Paiva diz que a Gestão Origami está trabalhando com seus clientes o conceito de one page report, pelo qual os diversos indicadores de gestão são contrapostos às tendências, desafios e oportunidades do setor de atuação da empresa, de forma a medir seus impactos concretos e a efetividade de suas estratégias de sustentabilidade. “Consolidamos tudo isso em literalmente uma página, frente e verso, de forma que qualquer pessoa, mesmo que não domine todo o ferramental de indicadores, consiga entender.”

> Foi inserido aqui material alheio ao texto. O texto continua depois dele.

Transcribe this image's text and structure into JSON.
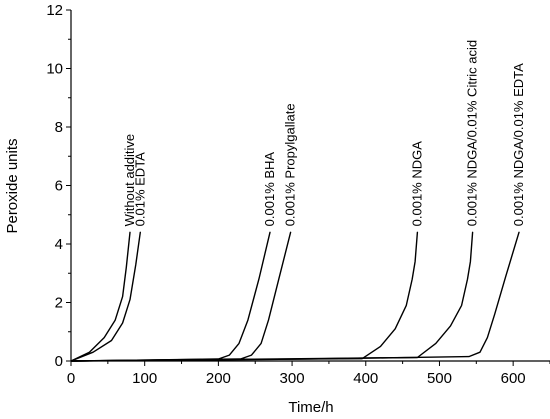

Claudia Malschitzky, do HSBC, concorda que estamos no caminho para uma nova geração de indicadores e compromissos que deixem mais transparente o impacto das ações e ajudem a comunicá-los melhor para as partes interessadas. A matriz do banco na Inglaterra, por exemplo, produz um relatório de sustentabilidade de 25 páginas centrado nos compromissos assumidos e no que se conseguiu entregar efetivamente. “Estamos em um momento no qual os stakeholders querem ver na prática o que a empresa promete. No nosso caso, de que forma emprestamos o dinheiro, como nossa carteira de crédito está sendo gerida etc. E os indicadores e compromissos têm de ser cada vez mais capazes de espelhar essa realidade.”